Statistical analysis of chess games: space control and tipping points

Moves in chess games are usually analyzed on a case-by-case basis by professional players, but thanks to the availability of large game databases, we can envision another approach of the game. Here, we indeed adopt a very different point of view, and analyze moves in chess games from a statistical point of view. We first focus on spatial properties and the location of pieces and show that the number of possible moves during a game is positively correlated with its outcome. We then study heatmaps of pieces and show that the spatial distribution of pieces varies less between human players than with engines (such as Stockfish): engines seem to use pieces in a very different way as human did for centuries. These heatmaps also allow us to construct a distance between players that characterizes how they use their pieces. In a second part, we focus on the best move and the second best move found by Stockfish and study the difference $\Delta$ of their evaluation. We found different regimes during a chess game. In a `quiet' regime, $\Delta$ is small, indicating that many paths are possible for both players.
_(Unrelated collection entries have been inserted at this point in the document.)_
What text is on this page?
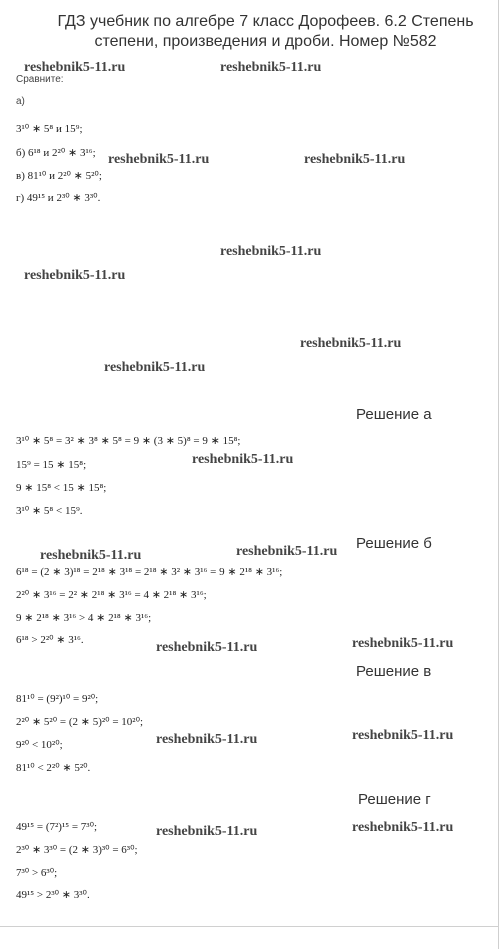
ГДЗ учебник по алгебре 7 класс Дорофеев. 6.2 Степень степени, произведения и дроби. Номер №582
Сравните:
а)
3¹⁰ ∗ 5⁸ и 15⁹;
б) 6¹⁸ и 2²⁰ ∗ 3¹⁶;
в) 81¹⁰ и 2²⁰ ∗ 5²⁰;
г) 49¹⁵ и 2³⁰ ∗ 3³⁰.
Решение а
3¹⁰ ∗ 5⁸ = 3² ∗ 3⁸ ∗ 5⁸ = 9 ∗ (3 ∗ 5)⁸ = 9 ∗ 15⁸;
15⁹ = 15 ∗ 15⁸;
9 ∗ 15⁸ < 15 ∗ 15⁸;
3¹⁰ ∗ 5⁸ < 15⁹.
Решение б
6¹⁸ = (2 ∗ 3)¹⁸ = 2¹⁸ ∗ 3¹⁸ = 2¹⁸ ∗ 3² ∗ 3¹⁶ = 9 ∗ 2¹⁸ ∗ 3¹⁶;
2²⁰ ∗ 3¹⁶ = 2² ∗ 2¹⁸ ∗ 3¹⁶ = 4 ∗ 2¹⁸ ∗ 3¹⁶;
9 ∗ 2¹⁸ ∗ 3¹⁶ > 4 ∗ 2¹⁸ ∗ 3¹⁶;
6¹⁸ > 2²⁰ ∗ 3¹⁶.
Решение в
81¹⁰ = (9²)¹⁰ = 9²⁰;
2²⁰ ∗ 5²⁰ = (2 ∗ 5)²⁰ = 10²⁰;
9²⁰ < 10²⁰;
81¹⁰ < 2²⁰ ∗ 5²⁰.
Решение г
49¹⁵ = (7²)¹⁵ = 7³⁰;
2³⁰ ∗ 3³⁰ = (2 ∗ 3)³⁰ = 6³⁰;
7³⁰ > 6³⁰;
49¹⁵ > 2³⁰ ∗ 3³⁰.
reshebnik5-11.ru	reshebnik5-11.ru
reshebnik5-11.ru	reshebnik5-11.ru
reshebnik5-11.ru
reshebnik5-11.ru
reshebnik5-11.ru
reshebnik5-11.ru
reshebnik5-11.ru
reshebnik5-11.ru	reshebnik5-11.ru
reshebnik5-11.ru	reshebnik5-11.ru
reshebnik5-11.ru	reshebnik5-11.ru
reshebnik5-11.ru	reshebnik5-11.ru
In contrast, there are also `volatile' regimes characterized by a `tipping point', for which $\Delta$ becomes large. At these tipping points, the outcome could then switch completely depending on the move chosen. We also found that for a large number of games, the distribution of $\Delta$ can be fitted by a power law $P(\Delta)\sim \Delta^{-\beta}$ with an exponent that seems to be universal (for human players and engines) and around $\beta\approx 1.8$. The probability to encounter a tipping point in a game is therefore far from being negligible. Finally, we conclude by mentioning possible directions of research for a quantitative understanding of chess games such as the structure of the pawn chain, the interaction graph between pieces, or a quantitative definition of critical points.